Una de las pocas escapadas que podía realizar en aquellos tiempos era irme a Oriente y visitar la casa de mi madre. Desde luego, una de las más grandes odiseas era llegar hasta allí; había que hacer largas colas para tomar un tren, siempre repleto. El pasaje había que sacarlo con varios meses de anticipación y, luego, al llegar a Holguín, ver aquel pueblo lleno de tiendas cerradas, y las aglomeraciones de campesinos que dormían varios días frente a ellas para ver si podían conseguir un par de zapatos.

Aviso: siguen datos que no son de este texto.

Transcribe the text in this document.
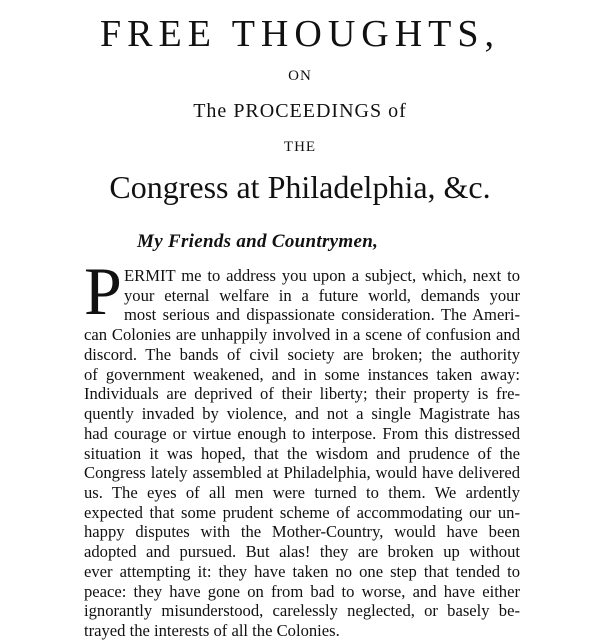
FREE THOUGHTS,
ON
The PROCEEDINGS of
THE
Congress at Philadelphia, &c.
My Friends and Countrymen,
P ERMIT me to address you upon a subject, which, next to
your eternal welfare in a future world, demands your
most serious and dispassionate consideration. The Ameri-
can Colonies are unhappily involved in a scene of confusion and
discord. The bands of civil society are broken; the authority
of government weakened, and in some instances taken away:
Individuals are deprived of their liberty; their property is fre-
quently invaded by violence, and not a single Magistrate has
had courage or virtue enough to interpose. From this distressed
situation it was hoped, that the wisdom and prudence of the
Congress lately assembled at Philadelphia, would have delivered
us. The eyes of all men were turned to them. We ardently
expected that some prudent scheme of accommodating our un-
happy disputes with the Mother-Country, would have been
adopted and pursued. But alas! they are broken up without
ever attempting it: they have taken no one step that tended to
peace: they have gone on from bad to worse, and have either
ignorantly misunderstood, carelessly neglected, or basely be-
trayed the interests of all the Colonies.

Antes de llegar a la casa donde vivía mi madre, siempre la veía a ella en el portal o en la calle misma barriendo el piso. Ella tenía esa cualidad de barrer tan levemente como si lo que le importase no fuese recoger la basura sino pasar la escoba. Su forma de barrer era como un símbolo; tan etérea, tan frágil, con aquella escoba que nada barría, pero que por una costumbre ancestral tenía que seguir manejando. Quizá trataba de barrer con aquella escoba la vida, tanta soledad, tanta miseria y yo, su único hijo, convertido en un homosexual en desgracia, en un escritor perseguido.
Aún ahora, la veo resignada y triste moviendo aquella escoba sobre el portal de madera, atisbando hacia el horizonte, esperando todavía, tal vez, a su amante, a su novio, a aquel hombre que la raptó un día y que nunca más volvió a aparecer, ni quiso saber nada más de ella.
El terror de mi madre era que yo fuera a parar a la cárcel. Cada vez que yo iba a visitarla a Oriente, me decía que me casara; era tan triste y tan absurda su petición. Terminé haciéndole caso. ¿Por qué no darle a aquella mujer, que tan pocos placeres había conocido, un último gusto? Me decía que tuviera un hijo y se lo llevara para no pasar su vejez tan sola.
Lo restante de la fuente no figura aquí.